Comparison between the actual allocation of optimal arm 1 (\(T_1/T\)) observed within the MTurk I experiment and the expected allocation, with their uncertainty ([0.1, 0.9] percentile confidence intervals; dotted lines), attainable with Multinomial-TS and Multinomial-TS with augmented support (\(s=3\)). Results are obtained by averaging across \(10^4\) TS trajectories

For reproducibility of the results, the R codes and data are made available at the following repository: https://github.com/nina-DL/MultinomialTS.

6 Conclusion and future work

In this work, motivated by the MTurk I field experiment, we extended the applicability of TS to rating scale data, introducing Multinomial-TS. We demonstrated that, in scenarios with a unique optimal arm, it can outperform the widely used TS variants with a Normal or a Bernoulli model, which results in being highly sensitive to the dichotomisation threshold. In scenarios with identical arm means, Multinomial-TS can offer a more balanced solution in terms of arm allocation, but its performance depends on the shape of the underlying reward distribution, more specifically on its skewness. Motivated by this, we introduced an alternative variant on Multinomial-TS, called Multinomial-TS with augmented support, which artificially injects skewness into the prior distribution, and thus the posterior, through a support extension. Additionally, the role of an increased informative content provided by the Dirichlet prior to calibrating the arms uncertainty is discussed. Both approaches demonstrated substantial benefits in an identical arm means scenario, highlighting a potential solution for the incomplete learning problem in this setting. The impact of the prior informative content is further evaluated to quantify the trade-offs under an optimal arm scenario, demonstrating satisfactory results. By illustrating the sensitivity of the algorithm to different prior choices, this work also fills an important knowledge gap, often neglected within the bandit literature.

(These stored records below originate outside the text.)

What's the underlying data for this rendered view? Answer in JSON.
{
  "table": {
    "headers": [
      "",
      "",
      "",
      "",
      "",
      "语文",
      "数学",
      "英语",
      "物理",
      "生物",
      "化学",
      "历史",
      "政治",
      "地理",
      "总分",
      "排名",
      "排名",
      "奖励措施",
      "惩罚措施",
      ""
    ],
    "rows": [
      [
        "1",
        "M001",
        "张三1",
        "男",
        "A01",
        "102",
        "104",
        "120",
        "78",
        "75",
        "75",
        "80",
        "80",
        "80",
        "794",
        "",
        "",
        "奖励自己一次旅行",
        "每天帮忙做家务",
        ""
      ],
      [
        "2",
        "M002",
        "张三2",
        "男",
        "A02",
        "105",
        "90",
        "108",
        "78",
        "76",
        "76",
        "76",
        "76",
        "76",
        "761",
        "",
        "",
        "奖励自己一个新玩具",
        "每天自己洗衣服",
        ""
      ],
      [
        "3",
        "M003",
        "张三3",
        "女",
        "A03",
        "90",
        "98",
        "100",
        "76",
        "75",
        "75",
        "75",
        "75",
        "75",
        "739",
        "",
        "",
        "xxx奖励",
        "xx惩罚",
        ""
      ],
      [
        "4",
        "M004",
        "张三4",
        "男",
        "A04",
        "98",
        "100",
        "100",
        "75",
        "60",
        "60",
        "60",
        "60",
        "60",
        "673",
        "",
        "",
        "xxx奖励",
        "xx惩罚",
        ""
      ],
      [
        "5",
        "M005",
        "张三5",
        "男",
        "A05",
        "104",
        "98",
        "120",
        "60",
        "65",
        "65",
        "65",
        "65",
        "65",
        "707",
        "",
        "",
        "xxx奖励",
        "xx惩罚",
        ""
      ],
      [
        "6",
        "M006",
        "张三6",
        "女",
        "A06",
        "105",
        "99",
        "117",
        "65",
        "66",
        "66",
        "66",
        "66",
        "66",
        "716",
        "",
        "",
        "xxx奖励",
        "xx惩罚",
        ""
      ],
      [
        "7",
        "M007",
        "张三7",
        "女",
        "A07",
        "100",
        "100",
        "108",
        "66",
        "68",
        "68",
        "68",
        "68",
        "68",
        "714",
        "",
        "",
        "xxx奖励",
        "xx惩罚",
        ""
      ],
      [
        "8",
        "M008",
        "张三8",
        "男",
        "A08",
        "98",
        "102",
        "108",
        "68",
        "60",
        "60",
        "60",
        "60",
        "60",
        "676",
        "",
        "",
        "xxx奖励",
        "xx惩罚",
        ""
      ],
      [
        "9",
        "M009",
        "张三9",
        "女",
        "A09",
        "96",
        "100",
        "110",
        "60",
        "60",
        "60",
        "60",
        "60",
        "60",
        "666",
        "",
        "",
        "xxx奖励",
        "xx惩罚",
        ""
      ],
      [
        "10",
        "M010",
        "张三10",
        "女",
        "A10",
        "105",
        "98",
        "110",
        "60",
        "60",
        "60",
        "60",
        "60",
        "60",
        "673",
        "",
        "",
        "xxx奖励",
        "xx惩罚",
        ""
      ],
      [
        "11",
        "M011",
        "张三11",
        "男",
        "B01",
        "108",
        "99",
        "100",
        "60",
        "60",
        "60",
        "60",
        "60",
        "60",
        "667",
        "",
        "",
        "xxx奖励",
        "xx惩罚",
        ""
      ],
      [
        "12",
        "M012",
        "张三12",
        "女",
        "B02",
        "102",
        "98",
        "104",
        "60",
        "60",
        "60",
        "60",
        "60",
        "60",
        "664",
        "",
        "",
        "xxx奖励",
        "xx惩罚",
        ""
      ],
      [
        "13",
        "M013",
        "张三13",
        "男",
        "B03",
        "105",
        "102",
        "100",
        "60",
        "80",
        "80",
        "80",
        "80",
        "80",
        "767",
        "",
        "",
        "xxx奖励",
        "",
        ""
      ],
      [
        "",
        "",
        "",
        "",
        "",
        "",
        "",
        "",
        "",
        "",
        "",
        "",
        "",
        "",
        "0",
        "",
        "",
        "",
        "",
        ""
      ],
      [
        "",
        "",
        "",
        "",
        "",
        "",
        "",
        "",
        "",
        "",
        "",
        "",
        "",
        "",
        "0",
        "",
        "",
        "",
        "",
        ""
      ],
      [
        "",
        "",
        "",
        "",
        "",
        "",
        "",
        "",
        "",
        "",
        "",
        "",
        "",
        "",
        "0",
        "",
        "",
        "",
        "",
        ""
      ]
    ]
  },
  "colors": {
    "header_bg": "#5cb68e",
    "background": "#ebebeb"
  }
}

Further work is required to understand how the proposed versions would behave in a contextual MAB setting, especially when different user characteristics are associated with different preferences. To this end, a future line of research may integrate tools from the literature on regression for categorical and ordinal data (Agresti 2019; Hedeker 2008; Tutz 2011) into MABs and adaptive experiments. Among the existing frameworks, it is worth mentioning the vast literature on mixture models that account for the uncertainty of the respondents. These include the CUB (combination of uniform and shifted binomial) class (see Piccolo and Simone 2019, and the related discussion and rejoinder, for a state-of-the-art survey), and other mixture model configurations that also factor in different response attitudes (see e.g., Colombi et al. 2019). Questions about whether the assumption of stationarity is plausible in these contexts and to what extent it influences the decision-making within the experiment represent an additional challenge. Along this line, a flexible approach for incorporating time dependencies is given by hidden Markov models, recently explored in longitudinal rating data with dynamic response styles (Colombi et al. 2023).